NÃO POSSO FALAR SURDO-MUDO?

Ao longo da história, a surdez tem sido compreendida sob duas perspectivas fundamentais: a patológica (ou clínica) e a cultural (ou socioantropológica).

No passado, o termo “surdo-mudo” era amplamente aceito e não carregava conotação pejorativa. Prova disso é que, em 1857, quando a primeira escola para surdos foi criada no Brasil, ela se chamava Instituto Nacional de Surdos-Mudos — instituição hoje conhecida como INES (Instituto Nacional de Educação de Surdos).

No entanto, o cenário mudou drasticamente a partir do Congresso de Milão (1880), no qual foi imposto o Oralismo. Essa abordagem, pautada pela visão clínica, enxergava o surdo como um indivíduo a ser “reabilitado” para a fala oral, proibindo o uso das mãos e da língua de sinais.

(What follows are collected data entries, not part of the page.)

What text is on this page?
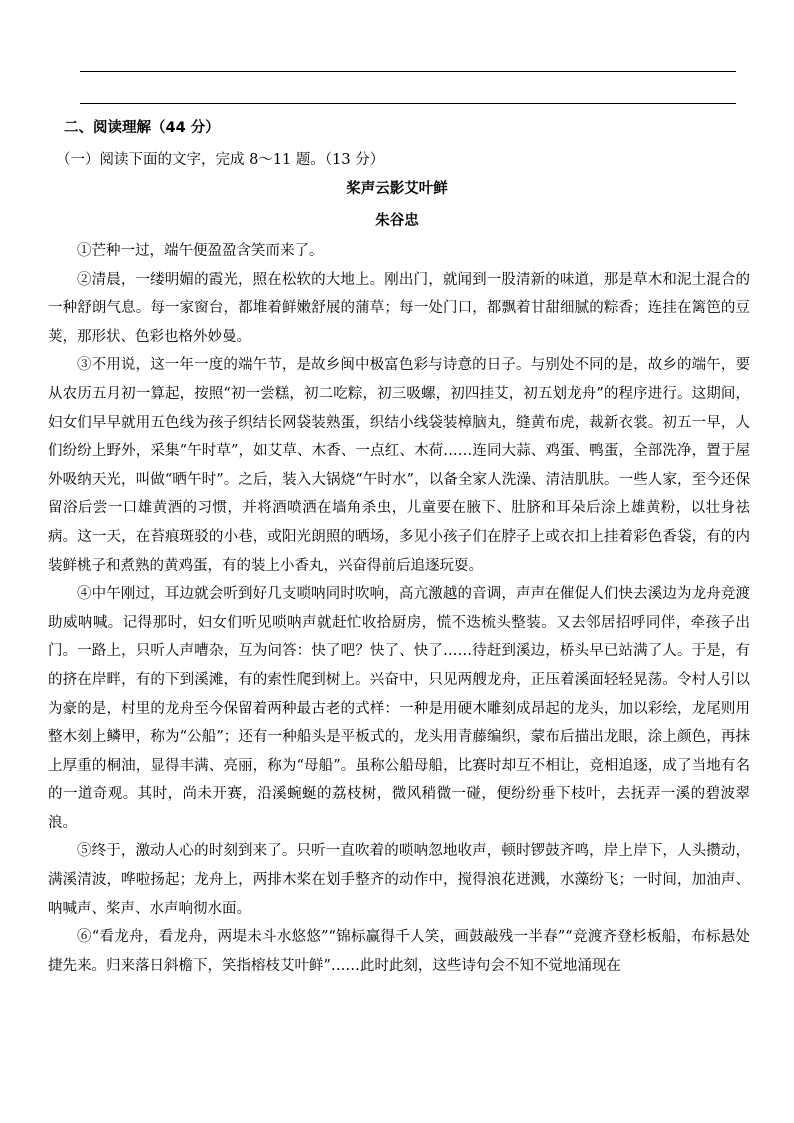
二、阅读理解（44 分）
（一）阅读下面的文字，完成 8～11 题。（13 分）
桨声云影艾叶鲜
朱谷忠

①芒种一过，端午便盈盈含笑而来了。

②清晨，一缕明媚的霞光，照在松软的大地上。刚出门，就闻到一股清新的味道，那是草木和泥土混合的一种舒朗气息。每一家窗台，都堆着鲜嫩舒展的蒲草；每一处门口，都飘着甘甜细腻的粽香；连挂在篱笆的豆荚，那形状、色彩也格外妙曼。

③不用说，这一年一度的端午节，是故乡闽中极富色彩与诗意的日子。与别处不同的是，故乡的端午，要从农历五月初一算起，按照“初一尝糕，初二吃粽，初三吸螺，初四挂艾，初五划龙舟”的程序进行。这期间，妇女们早早就用五色线为孩子织结长网袋装熟蛋，织结小线袋装樟脑丸，缝黄布虎，裁新衣裳。初五一早，人们纷纷上野外，采集“午时草”，如艾草、木香、一点红、木荷……连同大蒜、鸡蛋、鸭蛋，全部洗净，置于屋外吸纳天光，叫做“晒午时”。之后，装入大锅烧“午时水”，以备全家人洗澡、清洁肌肤。一些人家，至今还保留浴后尝一口雄黄酒的习惯，并将酒喷洒在墙角杀虫，儿童要在腋下、肚脐和耳朵后涂上雄黄粉，以壮身祛病。这一天，在苔痕斑驳的小巷，或阳光朗照的晒场，多见小孩子们在脖子上或衣扣上挂着彩色香袋，有的内装鲜桃子和煮熟的黄鸡蛋，有的装上小香丸，兴奋得前后追逐玩耍。

④中午刚过，耳边就会听到好几支唢呐同时吹响，高亢激越的音调，声声在催促人们快去溪边为龙舟竞渡助威呐喊。记得那时，妇女们听见唢呐声就赶忙收拾厨房，慌不迭梳头整装。又去邻居招呼同伴，牵孩子出门。一路上，只听人声嘈杂，互为问答：快了吧？快了、快了……待赶到溪边，桥头早已站满了人。于是，有的挤在岸畔，有的下到溪滩，有的索性爬到树上。兴奋中，只见两艘龙舟，正压着溪面轻轻晃荡。令村人引以为豪的是，村里的龙舟至今保留着两种最古老的式样：一种是用硬木雕刻成昂起的龙头，加以彩绘，龙尾则用整木刻上鳞甲，称为“公船”；还有一种船头是平板式的，龙头用青藤编织，蒙布后描出龙眼，涂上颜色，再抹上厚重的桐油，显得丰满、亮丽，称为“母船”。虽称公船母船，比赛时却互不相让，竞相追逐，成了当地有名的一道奇观。其时，尚未开赛，沿溪蜿蜒的荔枝树，微风稍微一碰，便纷纷垂下枝叶，去抚弄一溪的碧波翠浪。

⑤终于，激动人心的时刻到来了。只听一直吹着的唢呐忽地收声，顿时锣鼓齐鸣，岸上岸下，人头攒动，满溪清波，哗啦扬起；龙舟上，两排木桨在划手整齐的动作中，搅得浪花迸溅，水藻纷飞；一时间，加油声、呐喊声、桨声、水声响彻水面。

⑥“看龙舟，看龙舟，两堤未斗水悠悠”“锦标赢得千人笑，画鼓敲残一半春”“竞渡齐登杉板船，布标悬处捷先来。归来落日斜檐下，笑指榕枝艾叶鲜”……此时此刻，这些诗句会不知不觉地涌现在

A partir da década de 1970, a Educação Bilíngue começou a ganhar força no debate internacional. Foi nessa época que surgiu o termo “deficiente auditivo” — ainda associado a um olhar clínico — e a expressão “surdo-mudo” passou a cair em desuso.

Conforme conquistaram espaço de fala e direitos na sociedade, as pessoas surdas demonstraram que a fala também acontece pelas mãos — ou por meio da oralização. O termo surdo passou a ser um símbolo de pertencimento a uma identidade e a uma cultura próprias.

Por que “surdo-mudo” está incorreto na maioria dos casos?

A mudez é uma condição clínica específica (ausência ou comprometimento das pregas vocais). A imensa maioria dos surdos possui o aparelho fonador preservado. A palavra surdo-mudo só seria aplicável a quem possui, cumulativamente, as duas condições.

O que é um surdo oralizado?

Muitas pessoas surdas desenvolvem a fala oral e a leitura labial — como a especialista Sueli Ramalho, vinda de uma família de surdos, que se comunica e faz leitura labial de forma exemplar.

Surdo x Deficiente Auditivo:

Sob o ponto de vista clínico/médico, costuma-se usar deficiente auditivo para graus leve a moderado de perda auditiva, e surdo para graus severo a profundo. Sob o ponto de vista cultural, surdo é aquele que vivencia a identidade e a cultura da comunidade surda.

Resumo dos termos atuais:

Pessoa surda: Indivíduo que se identifica com a comunidade e a cultura surda (geralmente com perda auditiva de grau moderado a profundo).

Pessoa com deficiência auditiva (DA): Termo clínico geralmente associado à perda auditiva leve a moderada.

Pessoa muda: Pessoa que ouve, mas não produz fala por comprometimento físico/vocal.

Pessoa surda e muda: Pessoa que apresenta, simultaneamente, surdez e impossibilidade física de emitir sons vocais (caso raríssimo).

Como vemos, a evolução dos termos reflete transformações históricas e sociais na forma como enxergamos a pessoa surda e sua autonomia!

Referências:

CENTRO, Thiago Hofman do Bom Conselho. Surdo-mudo e deficiente auditivo: investigação lexical de um processo de mudança.

GESSER, Audrei. Do patológico ao cultural na surdez: para além de um e de outro ou para uma reflexão crítica dos paradigmas. Trabalhos em Linguística Aplicada, v. 47, 2008.